Stilson was not looking at her now and she studied his face—mature yet young, haughty yet kind. Strong passions, good and bad, had evidently contended, were still contending, behind that interesting mask.

“No,” he went on, “if ever you make up your mind to do wrong,”—His voice was very gentle and seemed to her to have an undercurrent of personal appeal in it—“don’t lie to yourself. Just look at the temptation frankly, and at the price. And, if you will or must, why, pay and make off with your paste diamonds or gold brick or whatever little luxury of that kind you’ve gone into Mr. License’s shop to buy. What is the use of lying to one’s self? We are poor creatures indeed, it seems to me, if there isn’t at least one person whom we dare face with the honest truth.”

Emily had always had a profound respect for Stilson. She knew his abilities; and, while Marlowe had usually praised his friend with discreet reservations, she had come to know that Marlowe regarded him as little, if at all, short of a genius in his power of leading and directing men. As he talked to her, restating the familiar fundamentals of practical morals, she felt a strong force at work upon her. Like Stanhope he impressed her with his great personal power; but wholly unlike him, Stilson seemed to be using that power to an end which attracted her without setting the alarm bells of reason and prudence to ringing.

“I’m rather surprised to find you so conventional,” said Emily, by way of resenting the effect he and his “sermon” were having upon her.

“Conventional?” Stilson lifted his eyebrows and gave her an amused, satirical look. “Am I? Then the world must have changed suddenly.
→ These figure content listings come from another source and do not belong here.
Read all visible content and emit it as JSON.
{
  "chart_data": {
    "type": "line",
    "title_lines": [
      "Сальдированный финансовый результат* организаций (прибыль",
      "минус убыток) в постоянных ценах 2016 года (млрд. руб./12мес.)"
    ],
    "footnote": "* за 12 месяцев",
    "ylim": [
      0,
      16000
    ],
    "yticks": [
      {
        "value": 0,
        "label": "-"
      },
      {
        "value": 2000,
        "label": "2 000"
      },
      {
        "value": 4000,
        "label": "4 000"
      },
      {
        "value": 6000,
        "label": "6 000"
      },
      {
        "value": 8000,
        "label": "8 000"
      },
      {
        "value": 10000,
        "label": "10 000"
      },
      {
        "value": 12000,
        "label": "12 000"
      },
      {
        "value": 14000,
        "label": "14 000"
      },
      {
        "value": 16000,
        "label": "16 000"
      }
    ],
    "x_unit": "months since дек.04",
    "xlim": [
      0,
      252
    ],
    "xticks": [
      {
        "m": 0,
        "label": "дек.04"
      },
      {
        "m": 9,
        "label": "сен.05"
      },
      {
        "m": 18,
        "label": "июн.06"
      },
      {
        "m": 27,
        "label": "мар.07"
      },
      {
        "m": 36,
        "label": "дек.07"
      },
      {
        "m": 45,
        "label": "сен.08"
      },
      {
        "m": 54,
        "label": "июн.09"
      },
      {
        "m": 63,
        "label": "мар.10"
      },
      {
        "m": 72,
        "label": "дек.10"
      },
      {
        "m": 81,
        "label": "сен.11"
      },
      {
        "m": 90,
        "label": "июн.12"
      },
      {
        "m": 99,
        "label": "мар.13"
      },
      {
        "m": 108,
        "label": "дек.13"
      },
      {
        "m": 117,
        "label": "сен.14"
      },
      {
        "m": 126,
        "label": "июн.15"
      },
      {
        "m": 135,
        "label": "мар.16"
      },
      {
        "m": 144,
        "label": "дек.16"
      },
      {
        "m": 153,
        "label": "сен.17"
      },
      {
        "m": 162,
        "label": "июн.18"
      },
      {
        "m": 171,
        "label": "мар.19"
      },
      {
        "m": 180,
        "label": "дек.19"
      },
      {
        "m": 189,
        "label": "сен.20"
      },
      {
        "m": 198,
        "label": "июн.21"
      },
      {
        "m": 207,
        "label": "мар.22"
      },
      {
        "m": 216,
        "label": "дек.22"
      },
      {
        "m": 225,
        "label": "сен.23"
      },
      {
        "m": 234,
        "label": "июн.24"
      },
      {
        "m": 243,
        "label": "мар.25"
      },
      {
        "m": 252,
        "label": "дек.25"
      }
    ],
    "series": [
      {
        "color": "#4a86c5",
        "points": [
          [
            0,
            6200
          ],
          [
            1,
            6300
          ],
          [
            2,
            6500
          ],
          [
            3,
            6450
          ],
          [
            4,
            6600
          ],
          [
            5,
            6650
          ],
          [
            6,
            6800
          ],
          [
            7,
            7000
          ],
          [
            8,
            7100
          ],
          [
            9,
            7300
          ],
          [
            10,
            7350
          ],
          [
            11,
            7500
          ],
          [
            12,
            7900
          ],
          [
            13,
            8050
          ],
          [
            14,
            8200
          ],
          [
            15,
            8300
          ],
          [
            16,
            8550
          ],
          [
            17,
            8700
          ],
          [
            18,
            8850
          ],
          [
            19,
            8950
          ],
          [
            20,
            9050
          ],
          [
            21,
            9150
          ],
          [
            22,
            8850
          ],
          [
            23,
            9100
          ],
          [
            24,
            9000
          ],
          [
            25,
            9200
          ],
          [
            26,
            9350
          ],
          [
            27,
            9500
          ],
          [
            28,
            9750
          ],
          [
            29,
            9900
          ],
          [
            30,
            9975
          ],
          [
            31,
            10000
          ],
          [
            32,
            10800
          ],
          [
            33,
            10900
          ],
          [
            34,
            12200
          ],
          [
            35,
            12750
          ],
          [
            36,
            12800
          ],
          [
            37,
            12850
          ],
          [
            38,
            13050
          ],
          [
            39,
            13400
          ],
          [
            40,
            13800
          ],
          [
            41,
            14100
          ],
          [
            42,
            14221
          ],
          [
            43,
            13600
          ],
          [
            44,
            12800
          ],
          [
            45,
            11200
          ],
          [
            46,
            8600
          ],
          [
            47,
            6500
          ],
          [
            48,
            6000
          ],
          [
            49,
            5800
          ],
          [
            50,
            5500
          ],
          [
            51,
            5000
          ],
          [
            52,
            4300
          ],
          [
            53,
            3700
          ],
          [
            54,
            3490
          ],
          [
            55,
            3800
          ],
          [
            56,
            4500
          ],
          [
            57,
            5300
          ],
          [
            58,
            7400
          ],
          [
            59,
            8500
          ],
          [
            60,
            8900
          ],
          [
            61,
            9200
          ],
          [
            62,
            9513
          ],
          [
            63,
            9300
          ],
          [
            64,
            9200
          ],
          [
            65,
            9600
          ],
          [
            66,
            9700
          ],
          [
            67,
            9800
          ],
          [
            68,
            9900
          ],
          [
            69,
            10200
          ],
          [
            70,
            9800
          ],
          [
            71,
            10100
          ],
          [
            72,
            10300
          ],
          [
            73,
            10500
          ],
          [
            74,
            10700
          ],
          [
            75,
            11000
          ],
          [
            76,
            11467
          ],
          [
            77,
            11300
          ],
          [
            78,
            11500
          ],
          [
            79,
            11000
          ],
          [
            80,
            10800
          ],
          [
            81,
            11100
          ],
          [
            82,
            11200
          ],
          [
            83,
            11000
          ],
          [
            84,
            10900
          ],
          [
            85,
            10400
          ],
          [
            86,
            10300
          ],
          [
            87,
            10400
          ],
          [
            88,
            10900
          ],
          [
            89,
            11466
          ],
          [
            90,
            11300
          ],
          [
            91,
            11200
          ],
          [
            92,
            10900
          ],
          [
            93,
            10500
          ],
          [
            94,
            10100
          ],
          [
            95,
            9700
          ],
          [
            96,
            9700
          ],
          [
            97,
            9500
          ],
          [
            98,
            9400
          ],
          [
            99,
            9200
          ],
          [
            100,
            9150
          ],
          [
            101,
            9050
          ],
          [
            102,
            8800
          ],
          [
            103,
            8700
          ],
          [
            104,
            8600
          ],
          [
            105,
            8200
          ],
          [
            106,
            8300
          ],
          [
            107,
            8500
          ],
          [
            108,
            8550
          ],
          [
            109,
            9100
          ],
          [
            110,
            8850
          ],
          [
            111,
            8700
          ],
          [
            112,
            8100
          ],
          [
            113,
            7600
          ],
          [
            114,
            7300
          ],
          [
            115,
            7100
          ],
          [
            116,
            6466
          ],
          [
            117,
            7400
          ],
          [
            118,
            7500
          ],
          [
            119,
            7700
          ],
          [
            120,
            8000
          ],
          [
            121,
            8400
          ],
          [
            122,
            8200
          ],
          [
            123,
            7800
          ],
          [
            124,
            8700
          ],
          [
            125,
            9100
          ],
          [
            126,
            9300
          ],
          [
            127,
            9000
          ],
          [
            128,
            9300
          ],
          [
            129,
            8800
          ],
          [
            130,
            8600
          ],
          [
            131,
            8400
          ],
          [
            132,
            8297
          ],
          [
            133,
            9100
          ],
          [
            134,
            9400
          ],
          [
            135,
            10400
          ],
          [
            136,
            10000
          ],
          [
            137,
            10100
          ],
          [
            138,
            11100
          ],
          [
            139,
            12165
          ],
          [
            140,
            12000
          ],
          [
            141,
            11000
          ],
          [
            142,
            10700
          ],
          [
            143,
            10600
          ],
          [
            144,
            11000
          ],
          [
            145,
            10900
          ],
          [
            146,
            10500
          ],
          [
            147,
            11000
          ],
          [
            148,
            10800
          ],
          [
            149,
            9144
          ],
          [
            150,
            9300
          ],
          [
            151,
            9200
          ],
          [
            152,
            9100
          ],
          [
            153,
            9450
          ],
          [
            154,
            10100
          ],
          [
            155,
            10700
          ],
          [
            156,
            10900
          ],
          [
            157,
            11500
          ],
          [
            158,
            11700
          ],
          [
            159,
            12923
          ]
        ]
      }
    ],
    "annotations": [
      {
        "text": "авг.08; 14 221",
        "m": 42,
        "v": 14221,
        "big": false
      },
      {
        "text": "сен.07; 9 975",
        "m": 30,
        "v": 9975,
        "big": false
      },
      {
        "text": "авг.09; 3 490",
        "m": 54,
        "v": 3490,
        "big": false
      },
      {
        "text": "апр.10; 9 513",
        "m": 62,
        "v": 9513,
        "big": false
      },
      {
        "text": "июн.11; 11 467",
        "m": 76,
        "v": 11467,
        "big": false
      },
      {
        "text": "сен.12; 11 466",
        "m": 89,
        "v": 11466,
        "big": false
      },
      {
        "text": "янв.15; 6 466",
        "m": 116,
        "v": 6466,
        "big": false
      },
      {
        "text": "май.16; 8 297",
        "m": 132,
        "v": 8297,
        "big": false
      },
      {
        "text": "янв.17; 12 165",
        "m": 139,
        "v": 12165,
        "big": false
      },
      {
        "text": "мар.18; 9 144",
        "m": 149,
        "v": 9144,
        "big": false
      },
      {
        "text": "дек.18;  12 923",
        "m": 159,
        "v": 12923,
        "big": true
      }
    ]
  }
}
No, I wasn’t pleading for any particular code of conduct. Make up your code to suit yourself. All I venture to insist is that you must live up to your own code, whatever it is. Be a law unto yourself; but, when you have been, don’t become a law breaker.”

“Do you think mamma will be well enough for me to go home to-morrow?” It was the little girl, weary of being unnoticed and bursting into the conversation.

Stilson started as if he had forgotten that she was there. “Perhaps—yes—dear,” he said and rose at once. “We must be going.”

“Good-bye,” said Mary. Emily took her hand and kissed it. But the child, with a quaint mingling of shyness and determination, put up her face to be kissed, and adjusted her lips to show where she wished the kiss to be placed. “Good-bye,” she repeated. “I know who you are now. You are the Violet Lady Uncle Robert puts in the stories he tells me.”